En ce qui me concerne, je souhaiterais que chacun des candidats se positionnent clairement sur quelques grands thèmes qui encadreront leur action de député s’il est élu.En effet, j’estime qu’un député, de par le fait qu’il aura le privilège de nous représenter à l’Assemblée nationale, doit être une personnalité d’envergure qui a une vision, des convictions, des orientations précises sur notre devenir économique et social, des objectifs de mandature et une “feuille de route” claire pour son mandat.

A ce titre, je discerne quelques grandes thématiques qui sont autant d’enjeux pour nous, polynésiens.

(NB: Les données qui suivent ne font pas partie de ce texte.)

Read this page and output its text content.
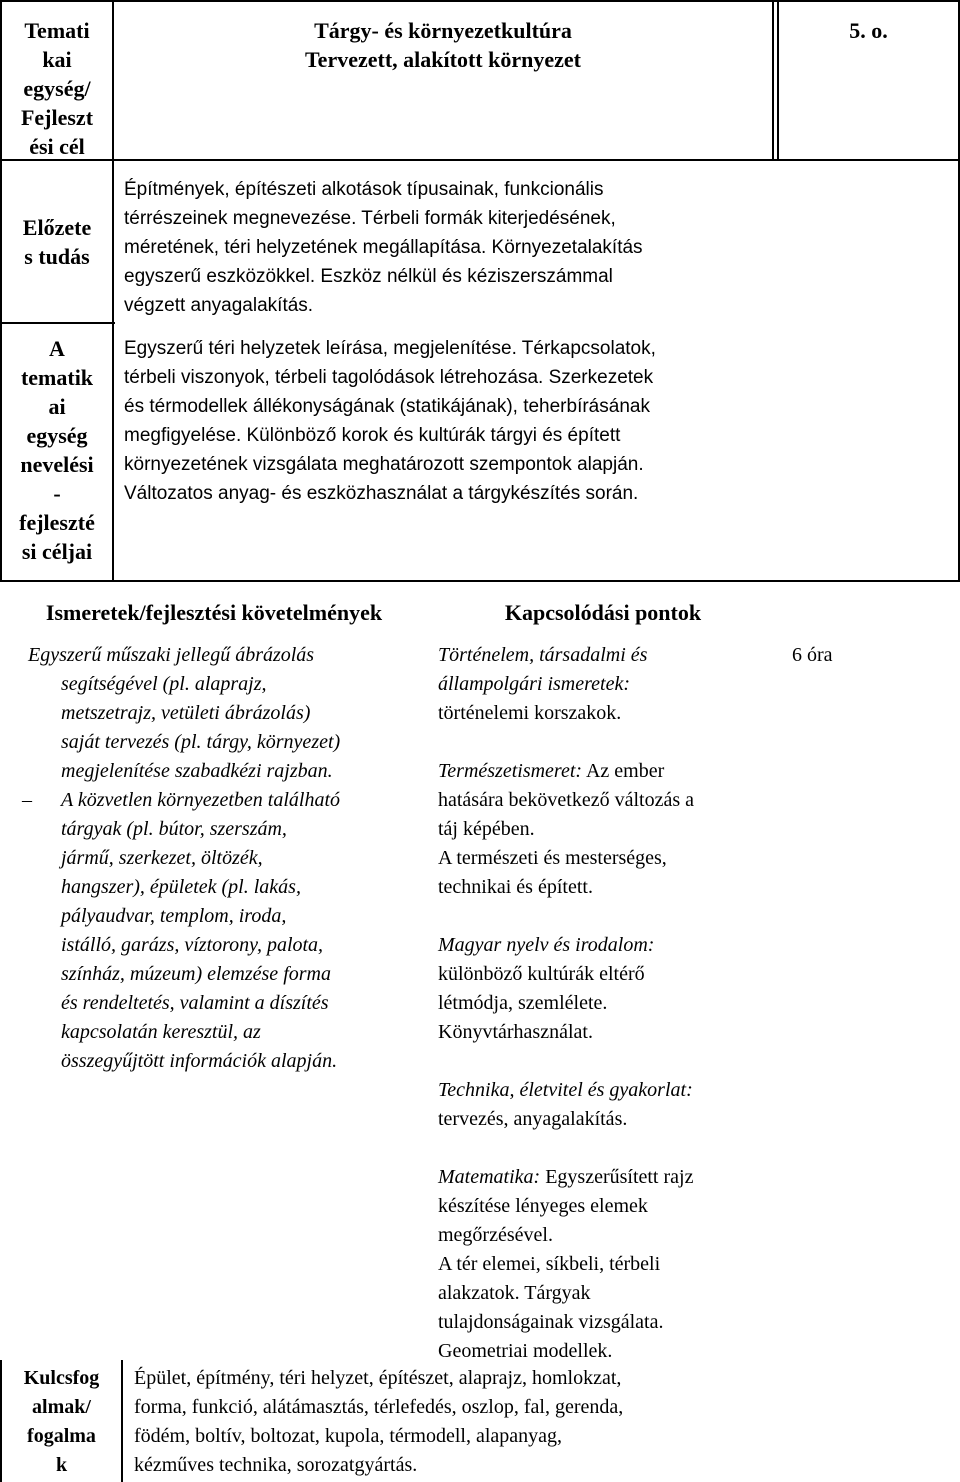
Temati
kai
egység/
Fejleszt
ési cél
Tárgy- és környezetkultúra
Tervezett, alakított környezet
5. o.
Előzete
s tudás
Építmények, építészeti alkotások típusainak, funkcionális
térrészeinek megnevezése. Térbeli formák kiterjedésének,
méretének, téri helyzetének megállapítása. Környezetalakítás
egyszerű eszközökkel. Eszköz nélkül és kéziszerszámmal
végzett anyagalakítás.
A
tematik
ai
egység
nevelési
-
fejleszté
si céljai
Egyszerű téri helyzetek leírása, megjelenítése. Térkapcsolatok,
térbeli viszonyok, térbeli tagolódások létrehozása. Szerkezetek
és térmodellek állékonyságának (statikájának), teherbírásának
megfigyelése. Különböző korok és kultúrák tárgyi és épített
környezetének vizsgálata meghatározott szempontok alapján.
Változatos anyag- és eszközhasználat a tárgykészítés során.
Ismeretek/fejlesztési követelmények	Kapcsolódási pontok

Egyszerű műszaki jellegű ábrázolás

segítségével (pl. alaprajz,

metszetrajz, vetületi ábrázolás)

saját tervezés (pl. tárgy, környezet)

megjelenítése szabadkézi rajzban.

– A közvetlen környezetben található

tárgyak (pl. bútor, szerszám,

jármű, szerkezet, öltözék,

hangszer), épületek (pl. lakás,

pályaudvar, templom, iroda,

istálló, garázs, víztorony, palota,

színház, múzeum) elemzése forma

és rendeltetés, valamint a díszítés

kapcsolatán keresztül, az

összegyűjtött információk alapján.

Történelem, társadalmi és

állampolgári ismeretek:

történelemi korszakok.

Természetismeret: Az ember

hatására bekövetkező változás a

táj képében.

A természeti és mesterséges,

technikai és épített.

Magyar nyelv és irodalom:

különböző kultúrák eltérő

létmódja, szemlélete.

Könyvtárhasználat.

Technika, életvitel és gyakorlat:

tervezés, anyagalakítás.

Matematika: Egyszerűsített rajz

készítése lényeges elemek

megőrzésével.

A tér elemei, síkbeli, térbeli

alakzatok. Tárgyak

tulajdonságainak vizsgálata.

Geometriai modellek.

6 óra
Kulcsfog
almak/
fogalma
k
Épület, építmény, téri helyzet, építészet, alaprajz, homlokzat,
forma, funkció, alátámasztás, térlefedés, oszlop, fal, gerenda,
födém, boltív, boltozat, kupola, térmodell, alapanyag,
kézműves technika, sorozatgyártás.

  • Sa vision de l’avenir de la Polynésie française à 20 ans et les valeurs qu’il (ou elle) défend ;
  • Sa conception de la nature et du mode de relation entre l’Etat central et le gouvernement polynésien et son rôle dans cette relation ;
  • Ses orientations générales pour vaincre le chômage, notamment celui des jeunes polynésiens ;
  • Ses priorités en matière de développement économique et les grand projets ou chantiers à mettre en oeuvre. Les questions majeures sont, à mon sens, les suivantes : comment la Polynésie française peut-elle “tirer son épingle du jeu” dans la mondialisation économique ? A quelles conditions doit on s’ouvrir sur l’extérieur pour que les polynésiens puissent bénéficier plus largement de cette mondialisation ? Comment nos entreprises doivent-elles survivre et être plus compétitives dans ce contexte d’ouverture ? Comment les pouvoirs publics doivent-ils les accompagner dans leur adaptation à la compétition internationale, sachant que le protectionnisme est une voie sans issue qui ne fait que retarder ou compliquer cette nécessaire adaptation ? Comment attirer les investisseurs extérieurs qui se font bien rares ces dernières années ? Quels sont les grands projets structurants porteurs d’avenir : pôle de compétitivité, zones franches, nouvelles incitations fiscales en faveur de l’entrepreneuriat…. ?
  • Ses principes en matière de fiscalité, d’efficacité du secteur public et de maitrise de la dépense publique ;
  • Ses priorités dans le domaine social : pérennisation du système de protection sociale et de retraite des polynésiens, consolidation du système de santé, engagements sur la viabilité du financement et du fonctionnement du nouvel hôpital, équilibre entre assistance et incitation au travail ;
  • Sa définition du cadre de la solidarité nationale, les inflexions qu’il (elle) souhaite donner aux transferts publics métropolitains, ses choix de priorités budgétaires de l’Etat pour la Polynésie française, les prises de position qu’il (elle) compte prendre sur des dossiers sensibles outre-mer : adaptation du système éducatif, indexation, continuité territoriale, mise à niveau des équipements et des infrastructures, recherche, protection de la Z.E.E, association avec l’Union européenne, coopération régionale, rayonnement et réforme de l’Université…;
  • Son positionnement politique au sein de l’hémicycle, son choix des commissions où il (elle) compte siéger et les raisons de ce choix, les dossiers législatifs qui lui tiennent le plus à coeur et qu’il (elle) compte faire avancer;
  • Ses choix personnels sur quelques grands sujets de société : mariage de couples homosexuels, adoption d’enfant par un couple homosexuel, lutte contre la délinquance,euthanasie, modernisation et humanisation des prisons, égalité hommes-femmes….

Voilà, de manière non exhaustive, bien sûr, les thèmes que je souhaite voir aborder par chacun ou chacune de nos candidates ou candidats à la députation.